Module « scipy.special »

Fonction roots_hermitenorm - module scipy.special

Signature de la fonction roots_hermitenorm

def roots_hermitenorm(n, mu=False) 

Description

roots_hermitenorm.__doc__

Gauss-Hermite (statistician's) quadrature.

    Compute the sample points and weights for Gauss-Hermite
    quadrature. The sample points are the roots of the nth degree
    Hermite polynomial, :math:`He_n(x)`. These sample points and
    weights correctly integrate polynomials of degree :math:`2n - 1`
    or less over the interval :math:`[-\infty, \infty]` with weight
    function :math:`w(x) = e^{-x^2/2}`. See 22.2.15 in [AS]_ for more
    details.

    Parameters
    ----------
    n : int
        quadrature order
    mu : bool, optional
        If True, return the sum of the weights, optional.

    Returns
    -------
    x : ndarray
        Sample points
    w : ndarray
        Weights
    mu : float
        Sum of the weights

    Notes
    -----
    For small n up to 150 a modified version of the Golub-Welsch
    algorithm is used. Nodes are computed from the eigenvalue
    problem and improved by one step of a Newton iteration.
    The weights are computed from the well-known analytical formula.
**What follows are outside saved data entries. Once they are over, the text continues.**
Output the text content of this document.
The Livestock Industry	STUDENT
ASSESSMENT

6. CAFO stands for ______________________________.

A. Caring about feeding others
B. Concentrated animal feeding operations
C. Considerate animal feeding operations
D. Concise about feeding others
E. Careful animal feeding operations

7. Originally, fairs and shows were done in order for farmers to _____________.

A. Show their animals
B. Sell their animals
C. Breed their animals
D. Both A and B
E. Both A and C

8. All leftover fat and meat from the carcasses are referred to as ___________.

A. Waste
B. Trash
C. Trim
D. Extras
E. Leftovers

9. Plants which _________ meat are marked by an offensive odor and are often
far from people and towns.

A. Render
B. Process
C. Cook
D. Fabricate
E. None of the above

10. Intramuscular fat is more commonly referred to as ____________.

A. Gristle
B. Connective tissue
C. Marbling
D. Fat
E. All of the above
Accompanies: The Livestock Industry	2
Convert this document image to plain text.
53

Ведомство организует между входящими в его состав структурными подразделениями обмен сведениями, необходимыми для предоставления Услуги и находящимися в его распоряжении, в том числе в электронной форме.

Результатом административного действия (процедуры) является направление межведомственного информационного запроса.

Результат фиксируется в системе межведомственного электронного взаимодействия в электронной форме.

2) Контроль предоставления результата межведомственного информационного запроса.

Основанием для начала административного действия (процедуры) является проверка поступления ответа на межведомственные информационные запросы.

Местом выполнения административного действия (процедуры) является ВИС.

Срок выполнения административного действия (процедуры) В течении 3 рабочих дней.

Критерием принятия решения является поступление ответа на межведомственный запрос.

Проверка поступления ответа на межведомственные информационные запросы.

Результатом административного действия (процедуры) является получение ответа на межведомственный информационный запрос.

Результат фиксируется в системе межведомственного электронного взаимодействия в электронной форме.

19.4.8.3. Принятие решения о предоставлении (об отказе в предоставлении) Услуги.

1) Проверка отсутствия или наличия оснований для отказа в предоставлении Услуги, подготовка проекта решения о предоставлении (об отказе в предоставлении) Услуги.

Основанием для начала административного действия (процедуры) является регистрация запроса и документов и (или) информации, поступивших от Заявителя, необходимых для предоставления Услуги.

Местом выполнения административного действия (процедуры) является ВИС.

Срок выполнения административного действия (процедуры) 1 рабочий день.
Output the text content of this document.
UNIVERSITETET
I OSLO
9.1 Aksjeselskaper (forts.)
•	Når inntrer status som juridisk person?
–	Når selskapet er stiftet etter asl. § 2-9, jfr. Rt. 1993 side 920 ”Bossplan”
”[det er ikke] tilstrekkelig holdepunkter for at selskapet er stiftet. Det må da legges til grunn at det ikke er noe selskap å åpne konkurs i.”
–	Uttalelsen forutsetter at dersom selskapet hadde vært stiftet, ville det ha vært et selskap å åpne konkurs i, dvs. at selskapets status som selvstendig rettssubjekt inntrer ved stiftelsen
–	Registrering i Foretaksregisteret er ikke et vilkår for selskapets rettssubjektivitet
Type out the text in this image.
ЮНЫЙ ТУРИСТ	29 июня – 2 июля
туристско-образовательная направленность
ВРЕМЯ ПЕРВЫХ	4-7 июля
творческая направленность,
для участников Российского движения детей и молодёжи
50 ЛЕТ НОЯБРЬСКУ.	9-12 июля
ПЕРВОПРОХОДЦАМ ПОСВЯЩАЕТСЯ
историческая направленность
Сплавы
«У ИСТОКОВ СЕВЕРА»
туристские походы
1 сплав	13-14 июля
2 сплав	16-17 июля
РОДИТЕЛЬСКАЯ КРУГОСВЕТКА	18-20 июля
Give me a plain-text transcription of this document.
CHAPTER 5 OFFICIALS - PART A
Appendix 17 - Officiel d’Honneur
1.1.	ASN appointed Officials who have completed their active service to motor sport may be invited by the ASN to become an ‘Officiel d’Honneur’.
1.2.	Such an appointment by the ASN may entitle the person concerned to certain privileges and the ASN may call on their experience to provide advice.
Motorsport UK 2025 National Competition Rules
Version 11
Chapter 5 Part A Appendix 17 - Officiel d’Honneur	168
    For n larger than 150 an optimal asymptotic algorithm is used
    which computes nodes and weights in a numerical stable manner.
    The algorithm has linear runtime making computation for very
    large n (several thousand or more) feasible.

    See Also
    --------
    scipy.integrate.quadrature
    scipy.integrate.fixed_quad
    numpy.polynomial.hermite_e.hermegauss

    References
    ----------
    .. [AS] Milton Abramowitz and Irene A. Stegun, eds.
        Handbook of Mathematical Functions with Formulas,
        Graphs, and Mathematical Tables. New York: Dover, 1972.